Wednesday 13 October 2010

DXY - counter trend bounce likely

The USD has surely been the world's favourite funding currency over the last 4 months, as it is yielding nothing. Positioning has changed massively during this period, by now hardly anyone outside the US wants to hold USD. If you ask TMN, having enough USD still buys anything on this planet which is why TMN refuses to see the USD as the single worthless paper currency of the world. The others are by no means any better or worse, momentum, short term policy decisions and yields are the factors that are driving these markets. It took the market a while to get on this USD down move which is probably why it unfolded in such a violent manner. However, TMN is seeing signs of a reversal here. For now it might be only a counter trend bounce but it could be one worth playing.


TMN's reasons are of various nature: 


1) USD longs have had a very hard time lately, there are probably not many left, slow moving real money has switched into all kinds of currencies simply for the better yield, short term players most likely have enough of getting their fingers burned on a daily basis.
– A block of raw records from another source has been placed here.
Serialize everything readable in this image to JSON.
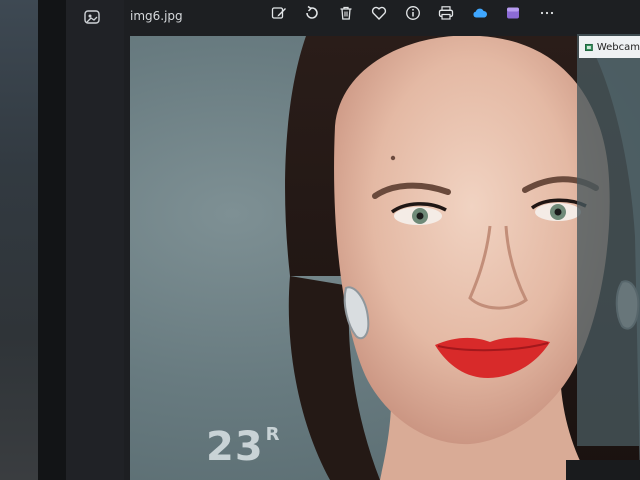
{
  "viewer": {
    "file_name": "img6.jpg",
    "app_icon": "gallery-icon",
    "toolbar": [
      {
        "name": "edit-image-icon",
        "label": ""
      },
      {
        "name": "rotate-icon",
        "label": ""
      },
      {
        "name": "delete-icon",
        "label": ""
      },
      {
        "name": "favorite-heart-icon",
        "label": ""
      },
      {
        "name": "info-icon",
        "label": ""
      },
      {
        "name": "print-icon",
        "label": ""
      },
      {
        "name": "onedrive-cloud-icon",
        "label": ""
      },
      {
        "name": "clipchamp-icon",
        "label": ""
      },
      {
        "name": "more-options-icon",
        "label": ""
      }
    ]
  },
  "photo": {
    "background_text": "23",
    "background_text_suffix": "R"
  },
  "side_panel": {
    "title": "Webcam"
  },
  "colors": {
    "window_bg": "#1d1f22",
    "accent_blue": "#3fa7ff",
    "lips": "#d82a2a"
  }
}
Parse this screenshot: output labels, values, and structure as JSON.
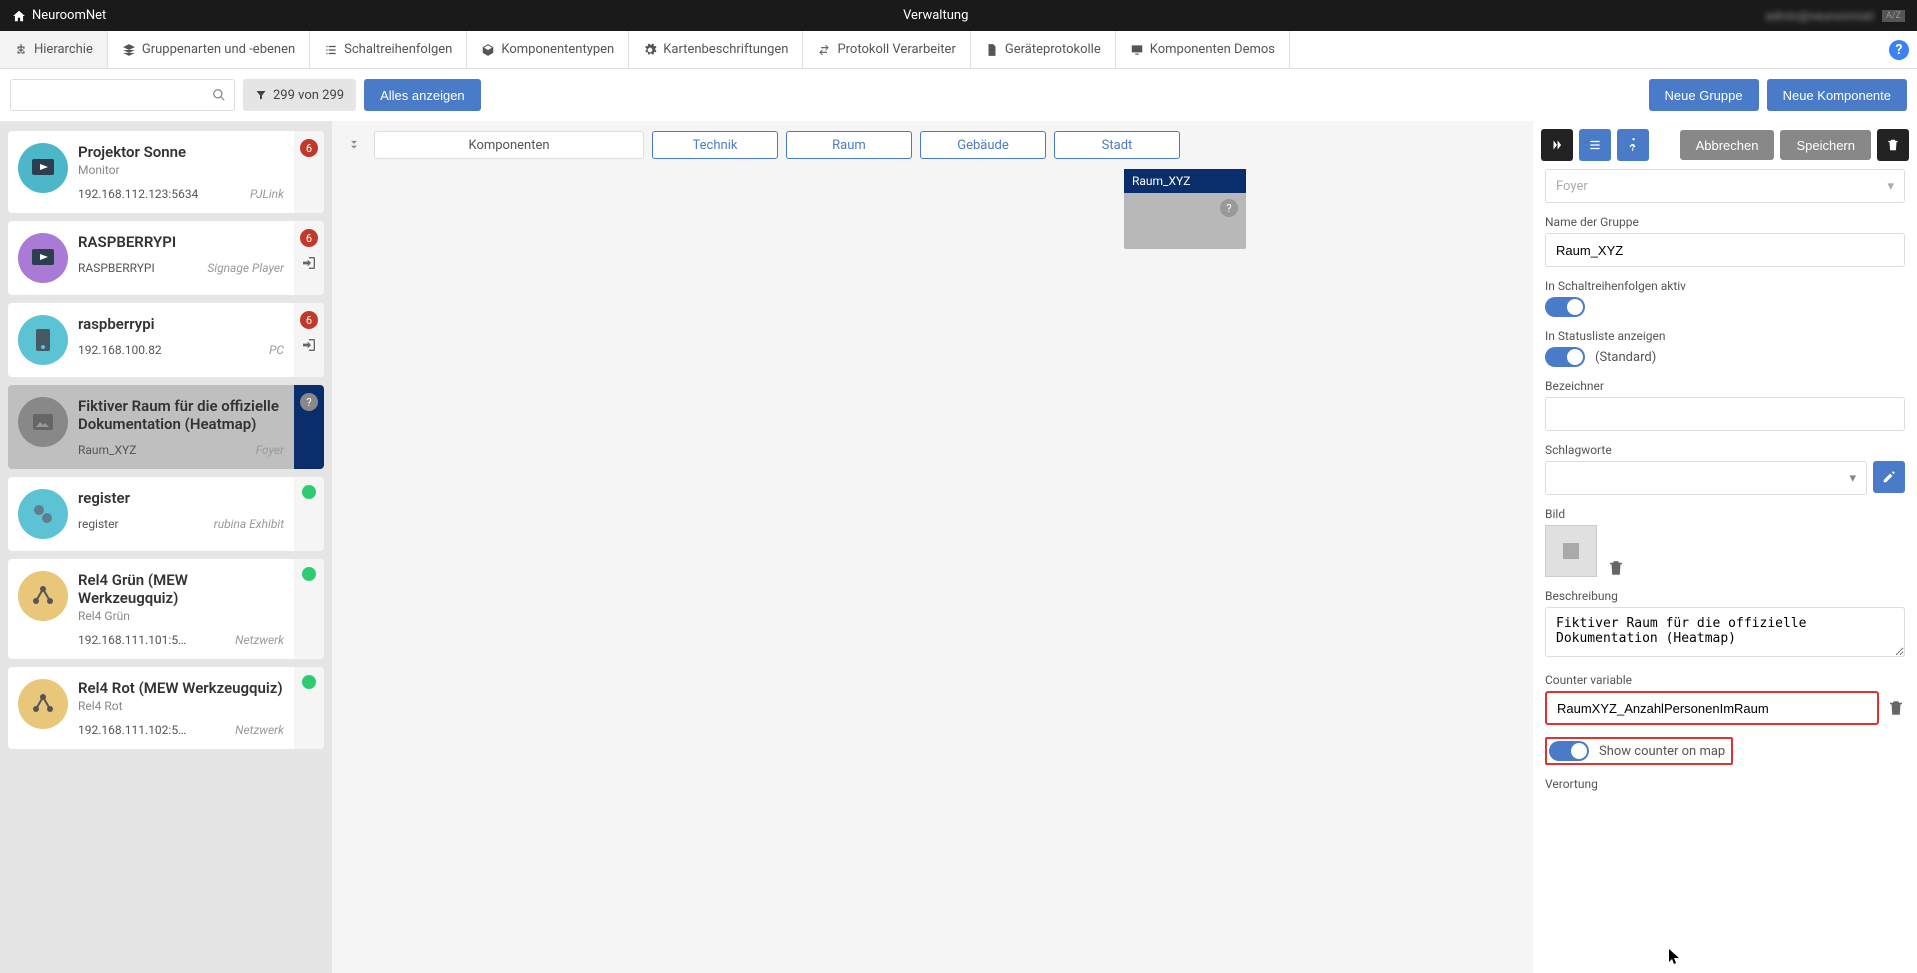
{
  "topbar": {
    "brand": "NeuroomNet",
    "title": "Verwaltung",
    "user": "admin"
  },
  "tabs": [
    {
      "label": "Hierarchie",
      "icon": "sitemap",
      "active": true
    },
    {
      "label": "Gruppenarten und -ebenen",
      "icon": "layers"
    },
    {
      "label": "Schaltreihenfolgen",
      "icon": "list"
    },
    {
      "label": "Komponententypen",
      "icon": "cube"
    },
    {
      "label": "Kartenbeschriftungen",
      "icon": "gear"
    },
    {
      "label": "Protokoll Verarbeiter",
      "icon": "swap"
    },
    {
      "label": "Geräteprotokolle",
      "icon": "doc"
    },
    {
      "label": "Komponenten Demos",
      "icon": "screen"
    }
  ],
  "toolbar": {
    "search_placeholder": "",
    "filter_label": "299 von 299",
    "show_all": "Alles anzeigen",
    "new_group": "Neue Gruppe",
    "new_component": "Neue Komponente"
  },
  "components": [
    {
      "title": "Projektor Sonne",
      "sub": "Monitor",
      "addr": "192.168.112.123:5634",
      "proto": "PJLink",
      "badge": "6",
      "badge_type": "red",
      "icon_bg": "#4bb7c9",
      "icon": "play-dark"
    },
    {
      "title": "RASPBERRYPI",
      "sub": "",
      "addr": "RASPBERRYPI",
      "proto": "Signage Player",
      "badge": "6",
      "badge_type": "red",
      "icon_bg": "#a97bd6",
      "icon": "play-dark",
      "login": true
    },
    {
      "title": "raspberrypi",
      "sub": "",
      "addr": "192.168.100.82",
      "proto": "PC",
      "badge": "6",
      "badge_type": "red",
      "icon_bg": "#5bc3d4",
      "icon": "server",
      "login": true
    },
    {
      "title": "Fiktiver Raum für die offizielle Dokumentation (Heatmap)",
      "sub": "",
      "addr": "Raum_XYZ",
      "proto": "Foyer",
      "badge": "?",
      "badge_type": "q",
      "icon_bg": "#888",
      "icon": "image",
      "selected": true
    },
    {
      "title": "register",
      "sub": "",
      "addr": "register",
      "proto": "rubina Exhibit",
      "badge": "",
      "badge_type": "green",
      "icon_bg": "#5bc3d4",
      "icon": "gears"
    },
    {
      "title": "Rel4 Grün (MEW Werkzeugquiz)",
      "sub": "Rel4 Grün",
      "addr": "192.168.111.101:5…",
      "proto": "Netzwerk",
      "badge": "",
      "badge_type": "green",
      "icon_bg": "#e8c77a",
      "icon": "nodes"
    },
    {
      "title": "Rel4 Rot (MEW Werkzeugquiz)",
      "sub": "Rel4 Rot",
      "addr": "192.168.111.102:5…",
      "proto": "Netzwerk",
      "badge": "",
      "badge_type": "green",
      "icon_bg": "#e8c77a",
      "icon": "nodes"
    }
  ],
  "canvas": {
    "columns_label": "Komponenten",
    "levels": [
      "Technik",
      "Raum",
      "Gebäude",
      "Stadt"
    ],
    "room_card": {
      "title": "Raum_XYZ"
    }
  },
  "panel": {
    "cancel": "Abbrechen",
    "save": "Speichern",
    "parent_value": "Foyer",
    "group_name_label": "Name der Gruppe",
    "group_name_value": "Raum_XYZ",
    "active_label": "In Schaltreihenfolgen aktiv",
    "statuslist_label": "In Statusliste anzeigen",
    "statuslist_hint": "(Standard)",
    "identifier_label": "Bezeichner",
    "identifier_value": "",
    "tags_label": "Schlagworte",
    "image_label": "Bild",
    "description_label": "Beschreibung",
    "description_value": "Fiktiver Raum für die offizielle Dokumentation (Heatmap)",
    "counter_label": "Counter variable",
    "counter_value": "RaumXYZ_AnzahlPersonenImRaum",
    "show_counter_label": "Show counter on map",
    "location_label": "Verortung"
  }
}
2) Yields, especially the long end, have been rising over the last few days and look like they will keep doing so for a while (see the older posts below).


3) US Banks will come in raising USD denominated equity at an increasing rate again, as the FED will disclose 2007-10 emergency lending to banks in detail on December 1st. Be sure speculators and their creditors will not get bailed out one more time. Politicians love their own job too much to deal with an angry public. Besides, bond market pressures are likely to force them to narrow down the "too big to fail" group to the inner core (Long JPM/Short GS could be a good pair trade from here). 
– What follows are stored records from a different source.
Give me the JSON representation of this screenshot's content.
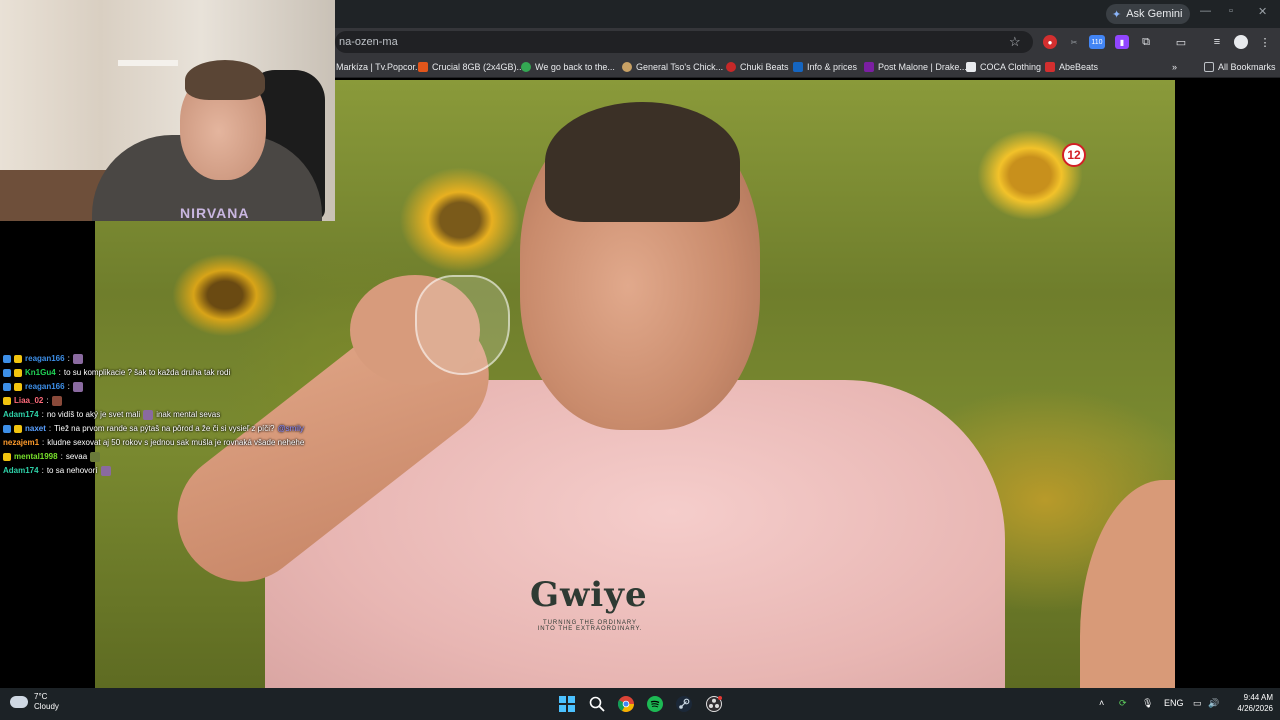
{
  "browser": {
    "ask_gemini": "Ask Gemini",
    "url": "na-ozen-ma",
    "extension_badge": "110",
    "bookmarks": [
      {
        "label": "Markíza | Tv.Popcor...",
        "color": "#5f6368"
      },
      {
        "label": "Crucial 8GB (2x4GB)...",
        "color": "#e3561b"
      },
      {
        "label": "We go back to the...",
        "color": "#34a853"
      },
      {
        "label": "General Tso's Chick...",
        "color": "#c8a165"
      },
      {
        "label": "Chuki Beats",
        "color": "#c62828"
      },
      {
        "label": "Info & prices",
        "color": "#1565c0"
      },
      {
        "label": "Post Malone | Drake...",
        "color": "#7b1fa2"
      },
      {
        "label": "COCA Clothing",
        "color": "#212121"
      },
      {
        "label": "AbeBeats",
        "color": "#d32f2f"
      }
    ],
    "all_bookmarks": "All Bookmarks"
  },
  "video": {
    "channel_logo": "12",
    "shirt_logo": "Gwiye",
    "shirt_tagline": "TURNING THE ORDINARY INTO THE EXTRAORDINARY."
  },
  "webcam": {
    "shirt_print": "NIRVANA"
  },
  "chat": [
    {
      "user": "reagan166",
      "user_color": "#3d8fe8",
      "text": "",
      "emote": true
    },
    {
      "user": "Kn1Gu4",
      "user_color": "#21d356",
      "text": "to su komplikacie ? šak to každa druha tak rodi",
      "emote": false
    },
    {
      "user": "reagan166",
      "user_color": "#3d8fe8",
      "text": "",
      "emote": true
    },
    {
      "user": "Liaa_02",
      "user_color": "#ff6a7a",
      "text": "",
      "emote": true
    },
    {
      "user": "Adam174",
      "user_color": "#2ed1a8",
      "text": "no vidíš to aký je svet mali",
      "emote": true,
      "after": "inak mental sevas"
    },
    {
      "user": "naxet",
      "user_color": "#5aa0ff",
      "text": "Tiež na prvom rande sa pýtaš na pôrod a že či si vysieľ z píči?",
      "emote": false,
      "after": "@smily"
    },
    {
      "user": "nezajem1",
      "user_color": "#ff9b2b",
      "text": "kludne sexovat aj 50 rokov s jednou sak mušla je rovnaká všade nehehe",
      "emote": false
    },
    {
      "user": "mental1998",
      "user_color": "#77e02b",
      "text": "sevaa",
      "emote": true
    },
    {
      "user": "Adam174",
      "user_color": "#2ed1a8",
      "text": "to sa nehovorí",
      "emote": true
    }
  ],
  "taskbar": {
    "temperature": "7°C",
    "condition": "Cloudy",
    "language": "ENG",
    "time": "9:44 AM",
    "date": "4/26/2026"
  }
}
4) The EUR failed again at 1.40 on several occasions today and TMN thinks given Mr Weber's comments the other day the EUR should be trading way above 1.40 if the USD sell off was meant to continue. 


5) QE2 has been priced in to nuclear extent. Let's not forget that the "others" are money printers too, as the BOE has reminded us over the last weekend (see GBP related post below). ECB tough talk does not stop them to lend against collateral of very debatable quality after all. If it blows up in their face it will get monetized in one go and all the tough talk goes straight down the toilet. Mr. Weber might just make it into the ECB hot seat before that...


6) The technical set up shown below on the weekly chart (as per today's close) is hard to ignore. Admittedly these set ups occasionally get blown away by strong trends when they appear on shorter time frames but on weekly charts they are somewhat harder to take out.